Configuration design and dimensional synthesis of an asymmetry 2R1T parallel mechanism

Abstract This paper focuses on configuration design, dimensional synthesis, and engineering application of a novel asymmetric 2R1T parallel mechanism (PM) with zero-coupling degree. The analytical forward and inverse displacement solutions are deduced by the means of vector method. The mathematical models between Euler angles and the orientational parameters (i.e., azimuth and tilt angles) of the offset output axis are established. Using screw theory as mathematical tool, this paper worked out evaluation indices of motion/force transmissibility and presented the definitions and calculation methods of good transmission orientation workspace and good transmission orientation capacity (GTOC).
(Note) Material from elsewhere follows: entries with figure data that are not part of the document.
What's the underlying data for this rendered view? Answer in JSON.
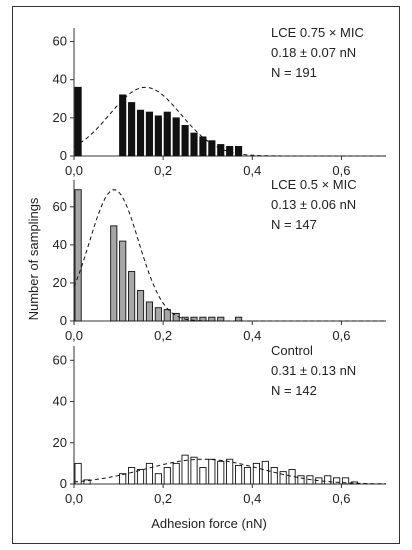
{
  "ylabel": "Number of samplings",
  "xlabel": "Adhesion force (nN)",
  "chart_data": [
    {
      "type": "bar",
      "label": "LCE 0.75 × MIC",
      "stat": "0.18 ± 0.07 nN",
      "n": "N = 191",
      "fill": "#111111",
      "x": [
        0.0,
        0.1,
        0.12,
        0.14,
        0.16,
        0.18,
        0.2,
        0.22,
        0.24,
        0.26,
        0.28,
        0.3,
        0.32,
        0.34,
        0.36
      ],
      "values": [
        36,
        32,
        28,
        24,
        23,
        21,
        23,
        20,
        16,
        12,
        10,
        8,
        6,
        5,
        5
      ],
      "xlim": [
        0,
        0.7
      ],
      "ylim": [
        0,
        65
      ],
      "xticks": [
        "0,0",
        "0,2",
        "0,4",
        "0,6"
      ],
      "yticks": [
        "0",
        "20",
        "40",
        "60"
      ],
      "curve_mean": 0.16,
      "curve_sd": 0.08,
      "curve_peak": 36
    },
    {
      "type": "bar",
      "label": "LCE 0.5 × MIC",
      "stat": "0.13 ± 0.06 nN",
      "n": "N = 147",
      "fill": "#a6a6a6",
      "x": [
        0.0,
        0.08,
        0.1,
        0.12,
        0.14,
        0.16,
        0.18,
        0.2,
        0.22,
        0.24,
        0.26,
        0.28,
        0.3,
        0.32,
        0.36
      ],
      "values": [
        69,
        50,
        42,
        26,
        16,
        10,
        7,
        6,
        4,
        2,
        2,
        2,
        2,
        2,
        2
      ],
      "xlim": [
        0,
        0.7
      ],
      "ylim": [
        0,
        72
      ],
      "xticks": [
        "0,0",
        "0,2",
        "0,4",
        "0,6"
      ],
      "yticks": [
        "0",
        "20",
        "40",
        "60"
      ],
      "curve_mean": 0.09,
      "curve_sd": 0.055,
      "curve_peak": 69
    },
    {
      "type": "bar",
      "label": "Control",
      "stat": "0.31 ± 0.13 nN",
      "n": "N = 142",
      "fill": "#ffffff",
      "x": [
        0.0,
        0.02,
        0.1,
        0.12,
        0.14,
        0.16,
        0.18,
        0.2,
        0.22,
        0.24,
        0.26,
        0.28,
        0.3,
        0.32,
        0.34,
        0.36,
        0.38,
        0.4,
        0.42,
        0.44,
        0.46,
        0.48,
        0.5,
        0.52,
        0.54,
        0.56,
        0.58,
        0.6,
        0.62
      ],
      "values": [
        10,
        2,
        5,
        8,
        7,
        10,
        5,
        8,
        10,
        14,
        13,
        8,
        12,
        11,
        12,
        9,
        8,
        10,
        11,
        8,
        6,
        7,
        4,
        4,
        3,
        4,
        3,
        3,
        1
      ],
      "xlim": [
        0,
        0.7
      ],
      "ylim": [
        0,
        65
      ],
      "xticks": [
        "0,0",
        "0,2",
        "0,4",
        "0,6"
      ],
      "yticks": [
        "0",
        "20",
        "40",
        "60"
      ],
      "curve_mean": 0.29,
      "curve_sd": 0.13,
      "curve_peak": 12
    }
  ]
}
Furthermore, a comparative example with respect to kinematic performance of asymmetric UPS-RPU-PU PM and planar symmetric 2UPS-PU PM is carried out, and the result demonstrates that UPS-RPU-PU significantly outperforms 2UPS-PU in terms of GTOC. The constrained optimization model is constructed to formulate optimal problem of dimensional parameters on the maximizing GTOC, which is then solved by differential evolution algorithm. Finally, an engineering case demonstrates that the optimized mechanism has a good application prospect in hydraulic support test bed.